Currently, EvoRL supports various training pipelines (workflows):

  1. Reinforcement Learning (RL) Algorithms

  2. Evolutionary Computation (EC) Algorithms, specific for policy search

  3. Evolutionary Reinforcement Learning (EvoRL):

    • Evolution-guided Reinforcement Learning (ERL)
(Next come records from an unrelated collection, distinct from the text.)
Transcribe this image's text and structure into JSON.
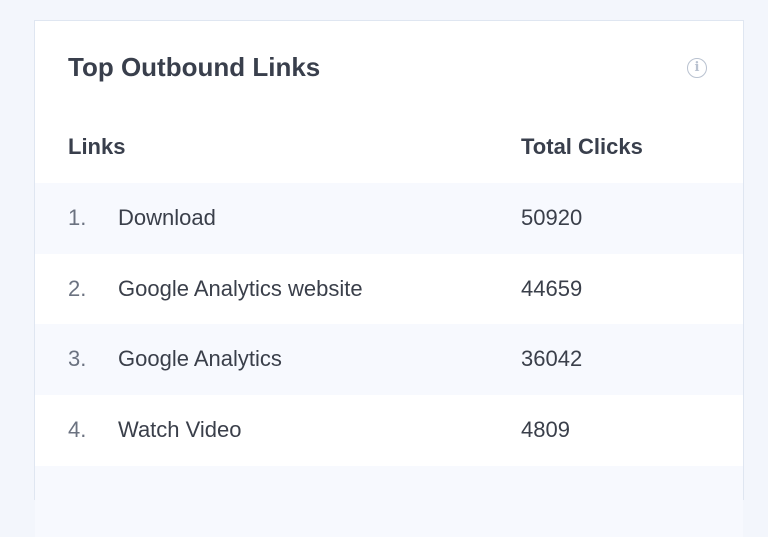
{
  "widget": {
    "title": "Top Outbound Links",
    "info_icon": "info-circle-icon",
    "columns": [
      "Links",
      "Total Clicks"
    ],
    "rows": [
      {
        "rank": "1.",
        "link": "Download",
        "clicks": "50920"
      },
      {
        "rank": "2.",
        "link": "Google Analytics website",
        "clicks": "44659"
      },
      {
        "rank": "3.",
        "link": "Google Analytics",
        "clicks": "36042"
      },
      {
        "rank": "4.",
        "link": "Watch Video",
        "clicks": "4809"
      }
    ]
  }
}
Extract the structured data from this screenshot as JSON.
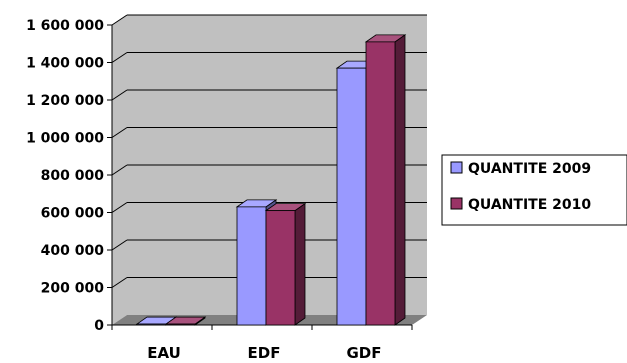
{
  "chart_data": {
    "type": "bar",
    "categories": [
      "EAU",
      "EDF",
      "GDF"
    ],
    "series": [
      {
        "name": "QUANTITE 2009",
        "values": [
          5000,
          630000,
          1370000
        ],
        "color": "#9999ff"
      },
      {
        "name": "QUANTITE 2010",
        "values": [
          5000,
          610000,
          1510000
        ],
        "color": "#993366"
      }
    ],
    "yticks": [
      "0",
      "200 000",
      "400 000",
      "600 000",
      "800 000",
      "1 000 000",
      "1 200 000",
      "1 400 000",
      "1 600 000"
    ],
    "ylim": [
      0,
      1600000
    ],
    "grid": true,
    "legend_position": "right",
    "style": "3d-clustered-column",
    "wall_color": "#c0c0c0",
    "title": "",
    "xlabel": "",
    "ylabel": ""
  }
}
    • Population-based AutoRL

This document introduces these types of algorithms implemented in EvoRL. All algorithms are defined in evorl.algorithms.

RL Algorithms

Supported RL Algorithms:

Algorithm

Workflow

Policy Type

Supported Action Space

Random

RandomAgentWorkflow

-

Discrete & Continuous

A2C

A2CWorkflow

Stochastic

Discrete & Continuous

PPO

PPOWorkflow

Stochastic

Discrete & Continuous

IMPALA

IMPALAWorkflow

Stochastic

Discrete & Continuous

DQN

DQNWorkflow

Value-based

Discrete

DDPG

DDPGWorkflow

Deterministic

Continuous

TD3

TD3Workflow

Deterministic

Continuous

SAC

SACWorkflow

Stochastic

Discrete & Continuous

TD7

TD7Workflow

Deterministic

Continuous

EC Algorithms

EC Algorithms are defines in the subpackage evorl.algorithms.ec.

Workflows for Single objective EC are derived from ECWorkflowTemplate.

Algorithm

Workflow

Policy Type

Supported Action Space

OpenES

OpenESWorkflow

Deterministic

Continuous

VanillaES

VanillaESWorkflow

Deterministic

Continuous

ARS

ARSWorkflow

Deterministic

Continuous

CMA-ES

CMAESWorkflow

Deterministic

Continuous

Workflows for Multi-objective EC are derived from MultiObjectiveECWorkflowTemplate. Currently, we provide NSGA-II with NSGA2Workflow for brax environments.

ERL Algorithms

The ERL algorithms are defined in the subpackage evorl.algorithms.erl. We provide ERL and CEM-RL and their variants.

Population-based AutoRL Algorithms

The Population-based AutoRL algorithms are defined in the subpackage evorl.algorithms.meta. We provide some general population-based training pipelines for RL hyperparameter tuning.